Given the overall encouraging results without significant adverse effects it is not surprising that some centers may now consider therapeutic hypothermia as a standard treatment for HIE . However, many experts including a commission of the American Academy of Pediatrics  have suggested that further research should continue and therapeutic hypothermia should not be offered outside RCTs. Their suggestions are based on heterogeneity as discussed above and the possibility that neurological outcomes at 18 to 22 months may not reflect the true long-term benefits [35, 36]. The rate of severe disability is very unlikely to change, however, more subtle neurodevelopmental problems that cannot be assessed at the age of 18 months may become apparent by school age . The unaddressed issues include the specific target population that is most likely to benefit, the most effective and safe method for cooling, the optimal age at onset and duration of cooling, and the field difficulties in applying any specific method for cooling, particularly for outborn neonates . In practice, hypothermia is quite frequent in asphyxiated neonates, whereas guidelines for rewarming are not standardised/uniform. The targets, methods as well as the speed of rewarming may influence the neuronal recovery/damage following HIE. This issue is especially important during transport of hypothermic neonates with HIE. The field difficulties have been addressed to some extent by Eicher et al who showed that it is feasible to cool outborn neonates with ice bags followed by cooling with a blanket on reaching the receiving hospital. This approach can help to reduce the time between birth asphyxia and initiation of cooling. Animal studies have clearly shown that there is a correlation between early onset of cooling and treatment effect .
Experts have advised that centers wishing to offer therapeutic hypothermia outside RCTs should adhere strictly to a trial protocol and have established the substantial resources required to cool neonates with HIE. The minimum resources include a transport team to retrieve neonates and start cooling before four to six hours of life and a multidisciplinary team for long-term neurodevelopmental follow-up .
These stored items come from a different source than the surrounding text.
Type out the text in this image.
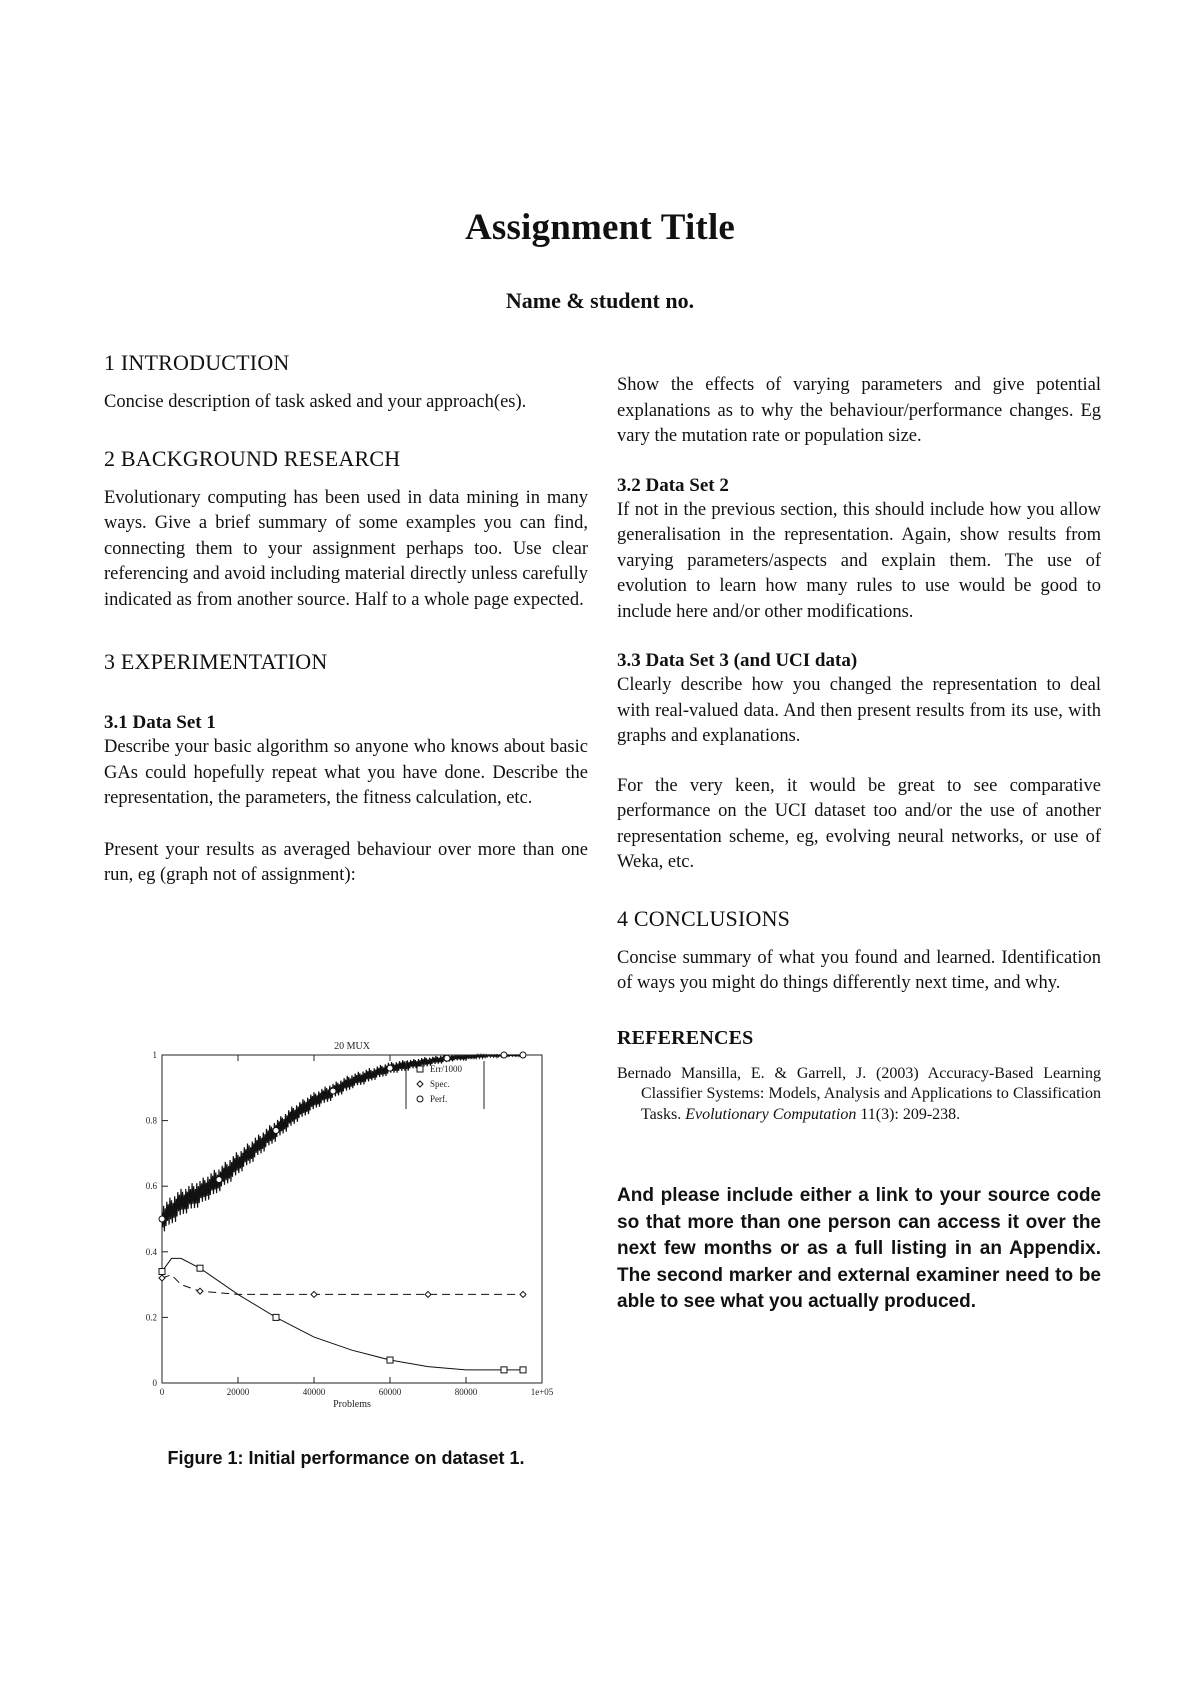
Assignment Title
Name & student no.
1 INTRODUCTION

Concise description of task asked and your approach(es).

2 BACKGROUND RESEARCH

Evolutionary computing has been used in data mining in many ways. Give a brief summary of some examples you can find, connecting them to your assignment perhaps too. Use clear referencing and avoid including material directly unless carefully indicated as from another source. Half to a whole page expected.

3 EXPERIMENTATION
3.1 Data Set 1

Describe your basic algorithm so anyone who knows about basic GAs could hopefully repeat what you have done. Describe the representation, the parameters, the fitness calculation, etc.

Present your results as averaged behaviour over more than one run, eg (graph not of assignment):

0	20000	40000	60000	80000	1e+05
0
0.2
0.4
0.6
0.8
1
Problems
20 MUX
Err/1000
Spec.
Perf.
Figure 1: Initial performance on dataset 1.

Show the effects of varying parameters and give potential explanations as to why the behaviour/performance changes. Eg vary the mutation rate or population size.

3.2 Data Set 2

If not in the previous section, this should include how you allow generalisation in the representation. Again, show results from varying parameters/aspects and explain them. The use of evolution to learn how many rules to use would be good to include here and/or other modifications.

3.3 Data Set 3 (and UCI data)

Clearly describe how you changed the representation to deal with real-valued data. And then present results from its use, with graphs and explanations.

For the very keen, it would be great to see comparative performance on the UCI dataset too and/or the use of another representation scheme, eg, evolving neural networks, or use of Weka, etc.

4 CONCLUSIONS

Concise summary of what you found and learned. Identification of ways you might do things differently next time, and why.

REFERENCES

Bernado Mansilla, E. & Garrell, J. (2003) Accuracy-Based Learning Classifier Systems: Models, Analysis and Applications to Classification Tasks. Evolutionary Computation 11(3): 209-238.

And please include either a link to your source code so that more than one person can access it over the next few months or as a full listing in an Appendix. The second marker and external examiner need to be able to see what you actually produced.
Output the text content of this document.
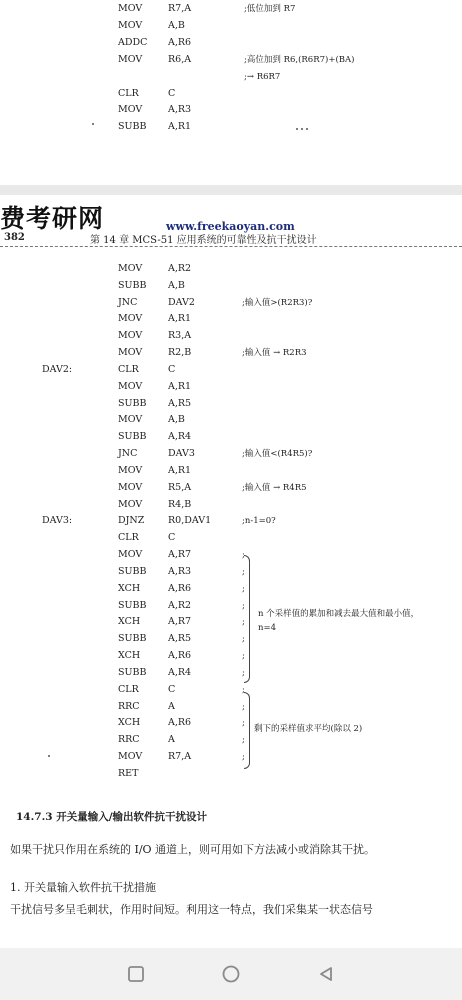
MOV	R7,A	;低位加到 R7
MOV	A,B
ADDC A,R6
MOV	R6,A	;高位加到 R6,(R6R7)+(BA)
;→ R6R7
CLR	C
MOV	A,R3
SUBB A,R1
费考研网	www.freekaoyan.com
382	第 14 章 MCS-51 应用系统的可靠性及抗干扰设计
MOV	A,R2
SUBB A,B
JNC	DAV2	;输入值>(R2R3)?
MOV	A,R1
MOV	R3,A
MOV	R2,B	;输入值 → R2R3
DAV2:	CLR	C
MOV	A,R1
SUBB A,R5
MOV	A,B
SUBB A,R4
JNC	DAV3	;输入值<(R4R5)?
MOV	A,R1
MOV	R5,A	;输入值 → R4R5
MOV	R4,B
DAV3:	DJNZ R0,DAV1	;n-1=0?
CLR	C
MOV	A,R7	;
SUBB A,R3	;
XCH	A,R6	;
SUBB A,R2	;
XCH	A,R7	;
SUBB A,R5	;
XCH	A,R6	;
SUBB A,R4	;
CLR	C	;
RRC	A	;
XCH	A,R6	;
RRC	A	;
MOV	R7,A	;
RET
n 个采样值的累加和减去最大值和最小值，n=4
剩下的采样值求平均(除以 2)
14.7.3 开关量输入/输出软件抗干扰设计
如果干扰只作用在系统的 I/O 通道上，则可用如下方法减小或消除其干扰。
1. 开关量输入软件抗干扰措施
干扰信号多呈毛刺状，作用时间短。利用这一特点，我们采集某一状态信号
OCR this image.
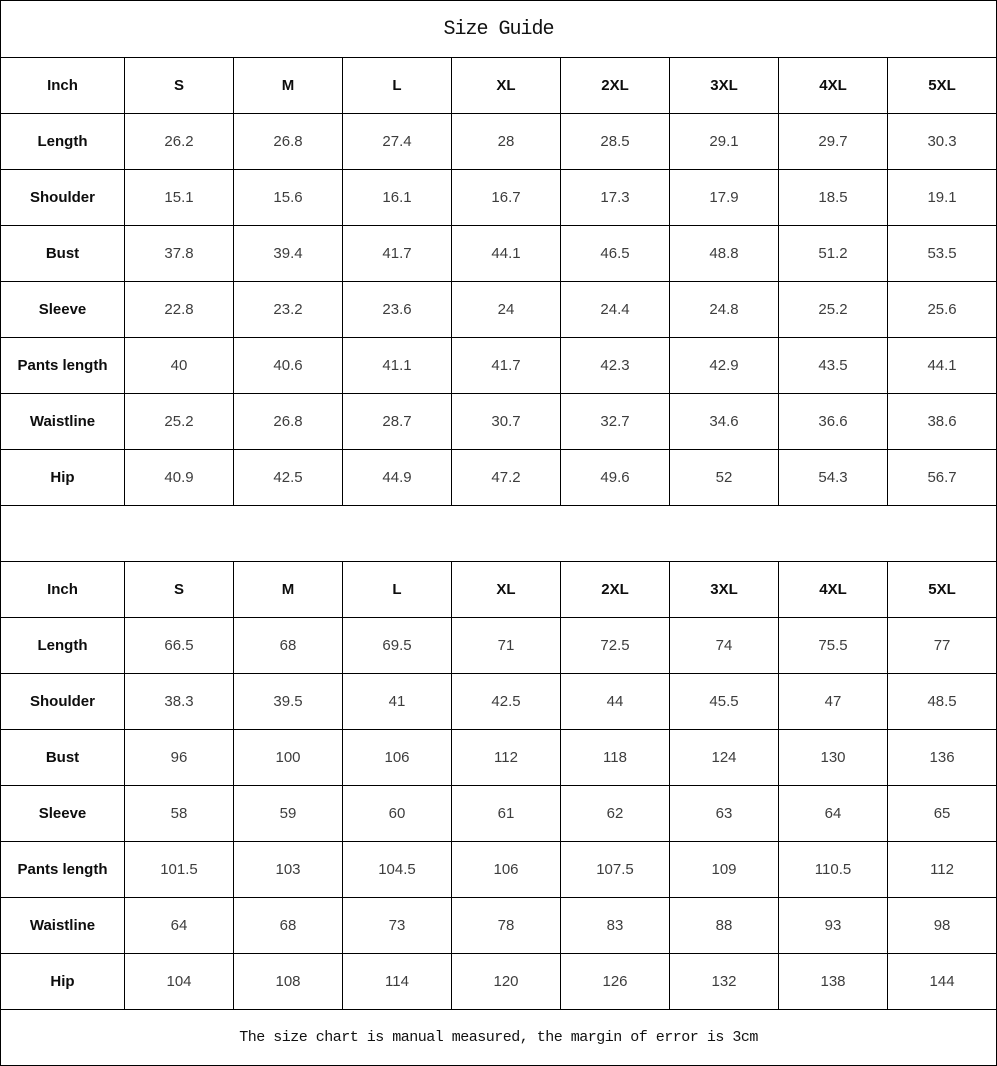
Size Guide								
Inch	S	M	L	XL	2XL	3XL	4XL	5XL
Length	26.2	26.8	27.4	28	28.5	29.1	29.7	30.3
Shoulder	15.1	15.6	16.1	16.7	17.3	17.9	18.5	19.1
Bust	37.8	39.4	41.7	44.1	46.5	48.8	51.2	53.5
Sleeve	22.8	23.2	23.6	24	24.4	24.8	25.2	25.6
Pants length	40	40.6	41.1	41.7	42.3	42.9	43.5	44.1
Waistline	25.2	26.8	28.7	30.7	32.7	34.6	36.6	38.6
Hip	40.9	42.5	44.9	47.2	49.6	52	54.3	56.7

Inch	S	M	L	XL	2XL	3XL	4XL	5XL
Length	66.5	68	69.5	71	72.5	74	75.5	77
Shoulder	38.3	39.5	41	42.5	44	45.5	47	48.5
Bust	96	100	106	112	118	124	130	136
Sleeve	58	59	60	61	62	63	64	65
Pants length	101.5	103	104.5	106	107.5	109	110.5	112
Waistline	64	68	73	78	83	88	93	98
Hip	104	108	114	120	126	132	138	144
The size chart is manual measured, the margin of error is 3cm								
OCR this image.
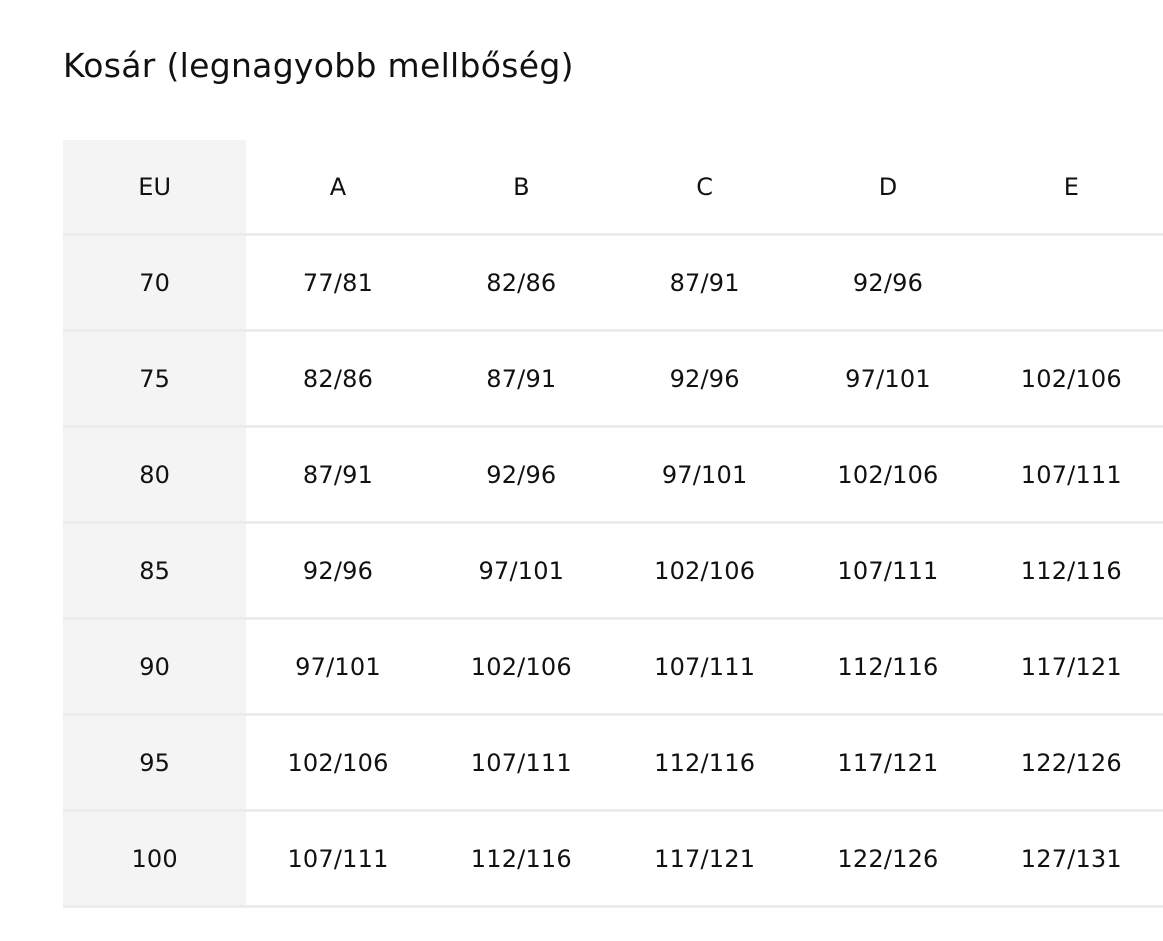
Kosár (legnagyobb mellbőség)
EU	A	B	C	D	E
70	77/81	82/86	87/91	92/96	
75	82/86	87/91	92/96	97/101	102/106
80	87/91	92/96	97/101	102/106	107/111
85	92/96	97/101	102/106	107/111	112/116
90	97/101	102/106	107/111	112/116	117/121
95	102/106	107/111	112/116	117/121	122/126
100	107/111	112/116	117/121	122/126	127/131
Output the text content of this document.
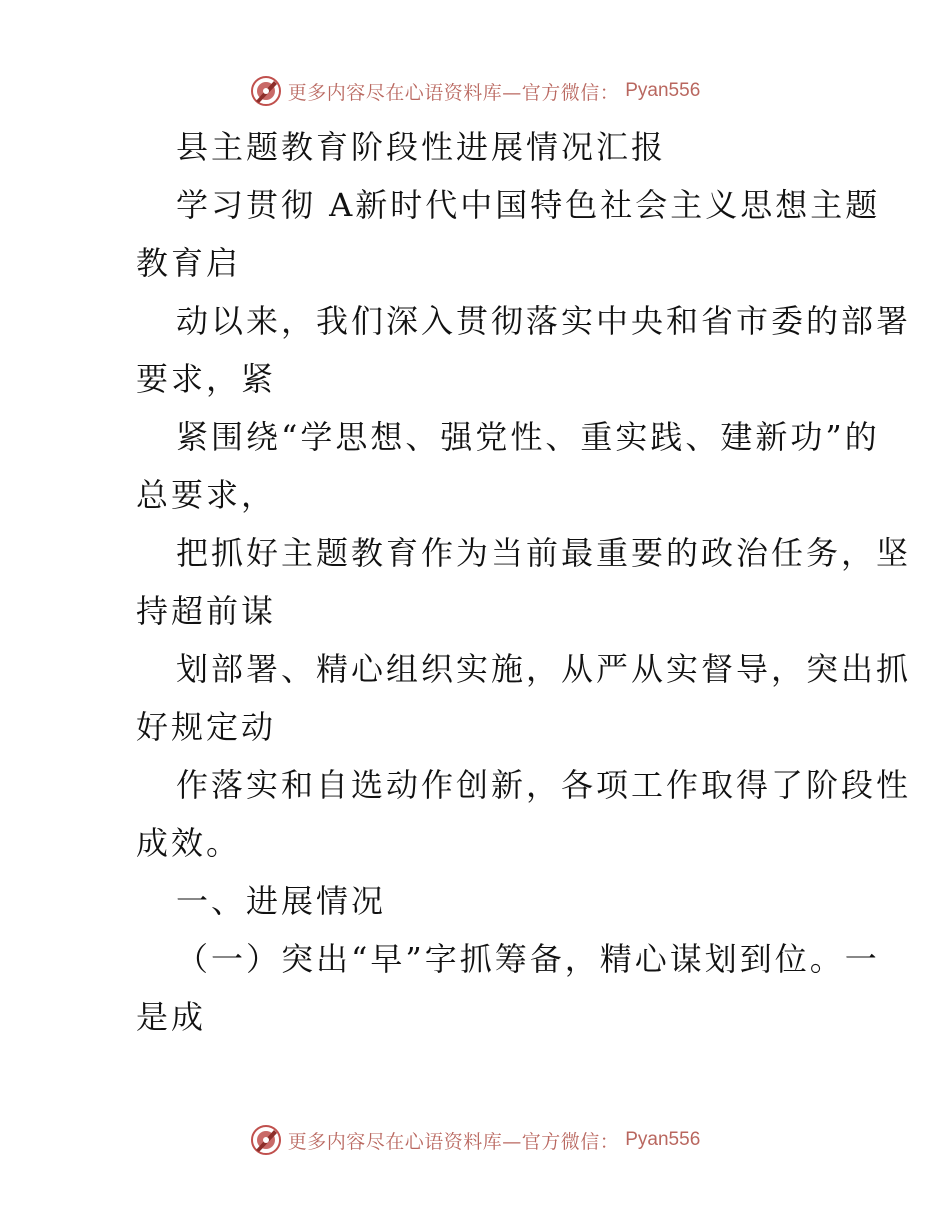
更多内容尽在心语资料库—官方微信： Pyan556
县主题教育阶段性进展情况汇报
学习贯彻 A新时代中国特色社会主义思想主题
教育启
动以来，我们深入贯彻落实中央和省市委的部署
要求，紧
紧围绕“学思想、强党性、重实践、建新功”的
总要求，
把抓好主题教育作为当前最重要的政治任务，坚
持超前谋
划部署、精心组织实施，从严从实督导，突出抓
好规定动
作落实和自选动作创新，各项工作取得了阶段性
成效。
一、进展情况
（一）突出“早”字抓筹备，精心谋划到位。一
是成
更多内容尽在心语资料库—官方微信： Pyan556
At least three more RCTs of therapeutic hypothermia aiming at a combined total of over 650 neonates are currently in progress [38–40]. The long-term outcomes ≥ 18 months of age of the single trial with complete recruitment (according to the TOBY trial website) will not be ready for publication until end of 2008 at the earliest . Ideally it is preferable to include the long-term results of those ongoing studies in this systematic review to have definitive answers. However, those studies are not designed to answer all the unaddressed issues listed earlier, therefore waiting for their results is ethically complex. They may show beneficial effects of therapeutic hypothermia while narrowing the CI. In that case it is disturbing to think that while waiting for the CI to narrow the purists may have denied a beneficial intervention to neonates with HIE. Obviously ethics , resources, parents' wishes, and last but not the least, the anxiety related to future medicolegal challenges, will have to be balanced before deciding whether therapeutic hypothermia can be offered as a standard treatment for HIE. Continuing to participate in a trial of therapeutic hypothermia while offering it to neonates whose parents insist on it probably violates the principle of equipoise, the very justification for conducting a RCT.